For a hundred years in archeology it was simply taken as fact that the Pythia had no consciousness-altering underground cavern, no vapors with a distinctive aroma which had been repeatedly described in the historical record.

Then Mr. Broad goes on to describe the remarkable geologist and archeologist who worked together to find and mentally reconstruct the underground area of the omphalos, the fissures in the rocks and the traces of ethylene which made it clear that the pythia/priestess indeed had a bit of euphoric help in accessing her visions.

Ethylene, however, is a relatively light drug. Laughing gas: I had lots of it as a child in the 70s as I had my teeth moved around, and I remember floating about and mentally making patterns in the pierced ceiling tiles at the orthodontist's office, or staring into his freakish sunglassed eyes. I can imagine it kicking off the relaxation required to enter an altered state, but not sustaining entire prophesies over the course of hundreds of years. Having experienced states of oracular shamanism myself without any drugs, I believe the gases from the omphalos functioned as an atmosphere-shifter, rather than the source of her visions.

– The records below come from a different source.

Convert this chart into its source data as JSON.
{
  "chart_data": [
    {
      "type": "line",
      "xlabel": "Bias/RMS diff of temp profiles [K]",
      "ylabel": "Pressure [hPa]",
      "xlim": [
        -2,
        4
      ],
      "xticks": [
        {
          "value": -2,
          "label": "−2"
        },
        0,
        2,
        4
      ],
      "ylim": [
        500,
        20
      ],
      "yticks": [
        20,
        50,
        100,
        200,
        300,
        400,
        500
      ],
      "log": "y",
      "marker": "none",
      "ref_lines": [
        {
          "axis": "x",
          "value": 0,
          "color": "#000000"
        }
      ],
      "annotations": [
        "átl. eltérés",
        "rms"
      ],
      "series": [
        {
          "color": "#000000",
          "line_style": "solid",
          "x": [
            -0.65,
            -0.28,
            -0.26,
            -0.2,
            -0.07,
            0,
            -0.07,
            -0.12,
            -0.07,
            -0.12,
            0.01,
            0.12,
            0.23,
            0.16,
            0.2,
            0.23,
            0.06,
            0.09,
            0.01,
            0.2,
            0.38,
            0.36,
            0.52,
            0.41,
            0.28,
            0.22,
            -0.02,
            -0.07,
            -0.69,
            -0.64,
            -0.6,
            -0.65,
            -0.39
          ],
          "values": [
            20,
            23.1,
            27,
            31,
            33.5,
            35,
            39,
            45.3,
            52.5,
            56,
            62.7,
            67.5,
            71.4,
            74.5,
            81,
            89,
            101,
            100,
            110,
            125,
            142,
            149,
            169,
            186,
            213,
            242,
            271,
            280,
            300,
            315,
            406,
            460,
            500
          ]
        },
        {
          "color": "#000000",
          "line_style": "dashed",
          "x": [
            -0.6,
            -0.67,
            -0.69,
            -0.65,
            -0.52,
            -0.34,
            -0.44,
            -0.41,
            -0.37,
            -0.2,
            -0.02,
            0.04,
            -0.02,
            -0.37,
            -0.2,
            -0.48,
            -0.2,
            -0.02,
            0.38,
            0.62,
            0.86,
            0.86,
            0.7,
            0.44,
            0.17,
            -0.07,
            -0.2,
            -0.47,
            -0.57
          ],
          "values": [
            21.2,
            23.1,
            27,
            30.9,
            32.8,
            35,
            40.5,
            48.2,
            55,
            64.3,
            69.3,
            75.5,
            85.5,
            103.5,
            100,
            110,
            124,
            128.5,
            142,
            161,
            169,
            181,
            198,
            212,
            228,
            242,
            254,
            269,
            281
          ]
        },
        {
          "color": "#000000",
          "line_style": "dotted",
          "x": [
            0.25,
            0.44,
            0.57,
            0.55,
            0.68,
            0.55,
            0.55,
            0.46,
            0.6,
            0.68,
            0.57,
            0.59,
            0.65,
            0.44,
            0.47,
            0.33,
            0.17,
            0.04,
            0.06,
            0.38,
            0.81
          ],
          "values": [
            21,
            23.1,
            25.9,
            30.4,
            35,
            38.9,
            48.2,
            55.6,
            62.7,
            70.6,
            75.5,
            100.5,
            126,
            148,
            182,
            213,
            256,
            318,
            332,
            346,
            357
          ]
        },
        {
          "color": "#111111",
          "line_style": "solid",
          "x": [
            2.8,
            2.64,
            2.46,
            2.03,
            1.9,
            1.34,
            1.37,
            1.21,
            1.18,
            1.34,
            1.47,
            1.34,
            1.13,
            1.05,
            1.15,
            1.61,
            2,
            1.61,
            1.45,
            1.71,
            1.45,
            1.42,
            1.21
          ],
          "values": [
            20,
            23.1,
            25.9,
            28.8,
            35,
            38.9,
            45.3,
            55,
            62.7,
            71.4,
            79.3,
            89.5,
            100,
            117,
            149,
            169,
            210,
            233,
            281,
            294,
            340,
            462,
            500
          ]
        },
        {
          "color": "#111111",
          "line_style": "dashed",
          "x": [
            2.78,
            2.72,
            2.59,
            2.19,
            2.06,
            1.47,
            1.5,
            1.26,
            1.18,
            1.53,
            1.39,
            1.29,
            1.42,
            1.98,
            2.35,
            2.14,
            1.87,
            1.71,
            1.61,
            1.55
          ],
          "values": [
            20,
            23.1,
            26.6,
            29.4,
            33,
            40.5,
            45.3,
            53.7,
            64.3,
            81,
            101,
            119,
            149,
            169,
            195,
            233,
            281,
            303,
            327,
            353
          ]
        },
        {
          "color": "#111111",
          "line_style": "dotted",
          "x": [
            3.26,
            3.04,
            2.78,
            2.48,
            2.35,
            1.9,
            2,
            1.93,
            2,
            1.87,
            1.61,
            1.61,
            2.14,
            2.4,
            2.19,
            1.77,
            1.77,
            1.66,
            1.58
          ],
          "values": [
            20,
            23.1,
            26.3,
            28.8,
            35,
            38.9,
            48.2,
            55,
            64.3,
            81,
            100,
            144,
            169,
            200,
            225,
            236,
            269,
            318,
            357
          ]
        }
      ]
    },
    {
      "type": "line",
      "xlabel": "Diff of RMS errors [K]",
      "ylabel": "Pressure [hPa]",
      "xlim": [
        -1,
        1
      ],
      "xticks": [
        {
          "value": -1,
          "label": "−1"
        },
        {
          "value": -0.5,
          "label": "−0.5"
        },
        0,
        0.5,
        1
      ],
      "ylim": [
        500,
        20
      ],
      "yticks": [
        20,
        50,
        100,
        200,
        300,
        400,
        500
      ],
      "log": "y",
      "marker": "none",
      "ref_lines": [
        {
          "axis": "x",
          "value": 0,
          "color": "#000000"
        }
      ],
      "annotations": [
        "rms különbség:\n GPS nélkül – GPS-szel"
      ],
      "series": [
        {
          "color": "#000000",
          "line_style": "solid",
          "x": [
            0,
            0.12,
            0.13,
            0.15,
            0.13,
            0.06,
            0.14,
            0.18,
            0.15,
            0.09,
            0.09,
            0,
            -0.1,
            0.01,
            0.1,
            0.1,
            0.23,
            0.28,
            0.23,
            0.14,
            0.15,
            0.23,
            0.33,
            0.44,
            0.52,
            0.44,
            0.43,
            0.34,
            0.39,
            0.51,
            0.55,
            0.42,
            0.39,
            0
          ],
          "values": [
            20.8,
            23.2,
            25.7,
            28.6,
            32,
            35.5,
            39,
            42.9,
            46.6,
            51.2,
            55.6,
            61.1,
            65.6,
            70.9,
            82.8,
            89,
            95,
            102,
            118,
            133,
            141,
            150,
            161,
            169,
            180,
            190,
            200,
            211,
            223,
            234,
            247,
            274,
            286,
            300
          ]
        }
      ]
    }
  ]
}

Humphry Davy describes a nitrous oxide trip in 1798:
"I felt a sense of tangible extension highly pleasurable in every limb; my visible impressions were dazzling, and apparently magnified, I heard distinctly every sound in the room, and was perfectly aware of my situation. By degrees the pleasurable sensations increased, I lost all connection with external things; trains of vivid visible images rapidly passed through my mind, and were connected with words as to produce perceptions perfectly novel. I existed in a world of newly connected and newly modified ideas."

This is likewise the description of a kind of deep shamanic trance state, without drugs. I would only add that containing another spirit can be physically intense rather than exactly pleasurable: I felt my heart beating faster, and my entire sense of self filled with another being whose access to ecstasy was nearer than my own. I felt I was only just containing this presence.

I especially liked Mr. Broad's Epilogue where he reveals a personal message that the spirit of the pythia reveals to him. I admire that he is willing to go there. It is, in fact, his own oracular reading...however it came through to him.

"Be sensitive to the lessons of liberality, she seemed to be saying. Cherish your science but understand it as a finite guide to the immensities of time and space. It's not a religion, not a worldview. Will it save you? Can it explain my insights and actions? With Delphi, do not let knowledge of the vapors blind you to other truths, other vistas. Look far. Dance with the world rather than trying to explain it away. Consider the boat, not just the planks. Seize knowledge. But know, too, that your intellect is a small window and that its views can be surprisingly incomplete. Feel deeply. Revere truth in all its forms.
Yes, she seemed to be saying. (because she was.--ed.) You have discovered one of my secrets. I have others."